My interest in the Shakespeare authorship controversy was piqued by the movie "Anonymous" (2011). "Anonymous" provides an insight into the fervor which this debate has sparked, but it also serves as a caveat. "Anonymous" presents the most extreme theory (the "Prince Tudor" plot) as fact. Seeing it made me want to find an examination of the controversy which is thorough, painstaking, even-handed and cogent. James Shapiro's "Contested Will" rises to the task.
As a story in and of itself, the origins and profligation of the authorship debate are much more entertaining to read about than "Anonymous" was to watch. Many, many notables became involved over the years in this kerfuffle, including Mark Twain, Sigmund Freud, Henry James, Helen Keller, Ralph Waldo Emerson, Nathaniel Hawthorne... and in the 20th century, three Supreme Court judges who conducted a 'moot court' to hear the various arguments.

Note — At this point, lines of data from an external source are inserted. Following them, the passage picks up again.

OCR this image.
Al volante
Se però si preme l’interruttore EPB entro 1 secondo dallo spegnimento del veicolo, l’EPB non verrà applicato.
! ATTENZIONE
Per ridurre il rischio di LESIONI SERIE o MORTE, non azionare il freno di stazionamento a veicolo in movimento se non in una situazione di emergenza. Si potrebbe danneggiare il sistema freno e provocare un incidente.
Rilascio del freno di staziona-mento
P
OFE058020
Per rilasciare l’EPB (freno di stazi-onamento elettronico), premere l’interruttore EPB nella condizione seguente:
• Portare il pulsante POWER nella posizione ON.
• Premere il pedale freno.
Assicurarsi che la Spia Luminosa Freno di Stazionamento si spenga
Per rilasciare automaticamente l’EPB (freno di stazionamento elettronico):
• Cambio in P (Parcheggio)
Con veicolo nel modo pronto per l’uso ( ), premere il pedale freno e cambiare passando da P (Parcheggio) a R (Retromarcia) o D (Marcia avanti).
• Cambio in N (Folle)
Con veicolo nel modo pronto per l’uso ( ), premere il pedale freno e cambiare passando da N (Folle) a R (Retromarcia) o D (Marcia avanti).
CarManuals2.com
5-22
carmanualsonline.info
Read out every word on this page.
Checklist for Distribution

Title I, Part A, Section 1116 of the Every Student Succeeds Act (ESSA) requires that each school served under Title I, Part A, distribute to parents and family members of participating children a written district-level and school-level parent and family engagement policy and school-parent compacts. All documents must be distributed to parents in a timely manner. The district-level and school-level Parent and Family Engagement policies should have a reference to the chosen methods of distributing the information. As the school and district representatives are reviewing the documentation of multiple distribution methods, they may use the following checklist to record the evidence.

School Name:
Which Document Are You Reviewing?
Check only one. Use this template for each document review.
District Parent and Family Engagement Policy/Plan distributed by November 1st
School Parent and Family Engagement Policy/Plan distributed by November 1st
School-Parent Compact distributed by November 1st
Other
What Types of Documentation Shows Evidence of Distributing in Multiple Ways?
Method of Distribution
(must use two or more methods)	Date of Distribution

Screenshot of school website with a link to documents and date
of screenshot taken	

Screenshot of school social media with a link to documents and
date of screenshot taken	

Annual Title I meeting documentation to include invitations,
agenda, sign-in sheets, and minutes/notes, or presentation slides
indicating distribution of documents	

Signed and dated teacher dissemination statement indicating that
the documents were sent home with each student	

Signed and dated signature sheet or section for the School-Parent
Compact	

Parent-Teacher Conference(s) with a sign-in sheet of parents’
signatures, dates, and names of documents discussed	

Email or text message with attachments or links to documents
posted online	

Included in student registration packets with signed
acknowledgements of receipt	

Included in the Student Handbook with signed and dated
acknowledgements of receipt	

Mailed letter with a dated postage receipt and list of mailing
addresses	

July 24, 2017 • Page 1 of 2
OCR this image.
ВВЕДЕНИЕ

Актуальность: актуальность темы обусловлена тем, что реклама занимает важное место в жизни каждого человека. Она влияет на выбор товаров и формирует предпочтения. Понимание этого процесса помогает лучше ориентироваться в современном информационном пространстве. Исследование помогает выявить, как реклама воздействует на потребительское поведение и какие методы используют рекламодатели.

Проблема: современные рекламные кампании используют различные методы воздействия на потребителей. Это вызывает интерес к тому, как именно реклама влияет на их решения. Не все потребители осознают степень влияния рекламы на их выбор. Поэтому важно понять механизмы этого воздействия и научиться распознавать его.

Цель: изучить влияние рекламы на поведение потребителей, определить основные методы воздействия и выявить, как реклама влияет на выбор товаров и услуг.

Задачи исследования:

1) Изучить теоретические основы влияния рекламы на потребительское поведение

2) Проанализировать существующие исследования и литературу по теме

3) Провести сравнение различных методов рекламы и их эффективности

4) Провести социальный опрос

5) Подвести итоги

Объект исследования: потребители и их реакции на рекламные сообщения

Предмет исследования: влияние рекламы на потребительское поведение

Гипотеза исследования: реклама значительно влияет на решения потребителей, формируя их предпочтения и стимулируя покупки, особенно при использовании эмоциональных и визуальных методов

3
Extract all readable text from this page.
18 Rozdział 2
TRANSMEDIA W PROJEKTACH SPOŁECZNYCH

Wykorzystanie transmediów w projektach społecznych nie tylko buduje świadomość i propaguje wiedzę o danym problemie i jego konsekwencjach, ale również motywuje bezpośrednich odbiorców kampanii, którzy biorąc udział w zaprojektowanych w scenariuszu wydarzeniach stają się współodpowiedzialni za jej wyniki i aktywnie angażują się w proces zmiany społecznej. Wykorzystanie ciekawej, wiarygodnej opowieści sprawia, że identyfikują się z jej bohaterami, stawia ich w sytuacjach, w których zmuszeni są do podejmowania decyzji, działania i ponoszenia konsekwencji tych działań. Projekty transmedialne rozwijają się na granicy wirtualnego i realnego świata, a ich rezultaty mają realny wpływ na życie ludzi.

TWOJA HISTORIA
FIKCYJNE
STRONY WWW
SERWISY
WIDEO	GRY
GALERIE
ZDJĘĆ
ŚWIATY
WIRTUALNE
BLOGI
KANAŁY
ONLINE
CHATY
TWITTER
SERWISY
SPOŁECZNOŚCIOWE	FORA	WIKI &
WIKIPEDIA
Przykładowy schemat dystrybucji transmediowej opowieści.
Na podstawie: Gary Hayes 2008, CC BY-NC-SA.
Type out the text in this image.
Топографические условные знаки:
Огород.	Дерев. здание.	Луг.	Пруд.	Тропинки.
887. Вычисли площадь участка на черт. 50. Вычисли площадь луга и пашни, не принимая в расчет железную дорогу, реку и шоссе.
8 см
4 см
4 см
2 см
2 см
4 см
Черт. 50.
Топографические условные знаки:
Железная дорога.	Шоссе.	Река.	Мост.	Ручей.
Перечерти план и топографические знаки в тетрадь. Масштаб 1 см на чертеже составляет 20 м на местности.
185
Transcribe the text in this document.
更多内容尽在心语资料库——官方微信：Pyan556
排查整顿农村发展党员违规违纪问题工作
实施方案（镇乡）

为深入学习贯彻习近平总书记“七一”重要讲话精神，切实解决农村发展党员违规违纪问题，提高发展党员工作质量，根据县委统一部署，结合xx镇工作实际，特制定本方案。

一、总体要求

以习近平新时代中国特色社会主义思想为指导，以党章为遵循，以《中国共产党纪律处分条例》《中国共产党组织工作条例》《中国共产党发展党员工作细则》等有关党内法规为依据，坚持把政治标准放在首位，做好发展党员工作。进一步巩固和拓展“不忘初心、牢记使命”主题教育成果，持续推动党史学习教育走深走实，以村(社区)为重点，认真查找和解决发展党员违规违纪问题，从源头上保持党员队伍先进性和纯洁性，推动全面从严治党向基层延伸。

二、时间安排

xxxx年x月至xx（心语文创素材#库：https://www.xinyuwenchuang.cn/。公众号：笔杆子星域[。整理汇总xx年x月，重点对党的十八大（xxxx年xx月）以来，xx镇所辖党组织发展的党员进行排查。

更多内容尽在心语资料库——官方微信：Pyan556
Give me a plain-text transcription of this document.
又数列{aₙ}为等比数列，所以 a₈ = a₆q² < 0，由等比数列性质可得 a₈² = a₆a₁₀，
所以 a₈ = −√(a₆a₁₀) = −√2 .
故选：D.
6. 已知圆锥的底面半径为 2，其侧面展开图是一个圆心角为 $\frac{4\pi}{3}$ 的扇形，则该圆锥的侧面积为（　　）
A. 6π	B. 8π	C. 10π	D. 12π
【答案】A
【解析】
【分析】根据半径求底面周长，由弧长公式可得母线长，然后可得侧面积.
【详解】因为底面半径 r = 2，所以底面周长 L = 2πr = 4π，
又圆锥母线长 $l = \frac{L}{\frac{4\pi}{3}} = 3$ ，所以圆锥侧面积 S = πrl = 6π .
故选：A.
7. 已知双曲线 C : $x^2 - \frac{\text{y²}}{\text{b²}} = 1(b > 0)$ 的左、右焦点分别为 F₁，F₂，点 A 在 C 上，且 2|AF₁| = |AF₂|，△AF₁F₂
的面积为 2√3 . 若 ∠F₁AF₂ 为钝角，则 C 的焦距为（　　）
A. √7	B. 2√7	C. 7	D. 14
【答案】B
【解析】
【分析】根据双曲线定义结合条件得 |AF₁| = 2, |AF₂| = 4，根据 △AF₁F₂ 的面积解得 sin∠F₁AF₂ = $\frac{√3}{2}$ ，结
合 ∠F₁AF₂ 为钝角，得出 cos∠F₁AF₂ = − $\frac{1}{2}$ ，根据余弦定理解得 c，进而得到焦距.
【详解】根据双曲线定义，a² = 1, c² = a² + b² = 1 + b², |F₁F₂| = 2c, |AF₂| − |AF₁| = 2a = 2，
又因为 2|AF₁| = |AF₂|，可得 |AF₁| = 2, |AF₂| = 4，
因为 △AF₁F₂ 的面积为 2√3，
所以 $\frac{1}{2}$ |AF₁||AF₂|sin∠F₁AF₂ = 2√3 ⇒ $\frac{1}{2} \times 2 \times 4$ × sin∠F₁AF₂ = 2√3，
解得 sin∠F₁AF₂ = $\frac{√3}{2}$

Shapiro, who is a professor at Columbia University, is well suited for the job of isolating the components of, and framing the nature of the debate as it unfolded. Shapiro has a clear, fair-minded sensibility and a genuine interest in understanding why the controversy took root, how it came to flourish, and the manner in which it speaks to proclivities which go far deeper than the mere regards of Shakespeare. In particular, he shines a light on the undeniably religious nature of the debate, and the modern skepticism which lends itself to not only disbelief, but the wish to wish to destroy and reinvent all orthodoxies.
Twain and Freud are fascinating cases of the seeming mania about Shakespeare, which appeared in both men in the late stages of their lives. Each man was convinced that no writer could fashion anything except what was derived from his own experience. Twain spent his last years in an estate called "Stormfield", surrounded by sycophants who referred to him as "the King". Passing strange, then, that a "King" should become fixated on destroying the paradigm of authorial royalty, Shakespeare. Twain referred to this form of beheading the father as "unhorsing" the Bard.
There is no clear path towards unraveling the Shakespeare mystery. There are things known that reflect poorly on the man we have come to know as Shakespeare, but there are equally bothersome, troubling facts known about De Vere, the Earl of Oxford and other possible authorship candidates.
Perhaps in the end it is much better to become embroiled in the actual works of Shakespeare than in the authorship controversy, which it seems was hardly ever a profitable pursuit for those who undertook it in the past.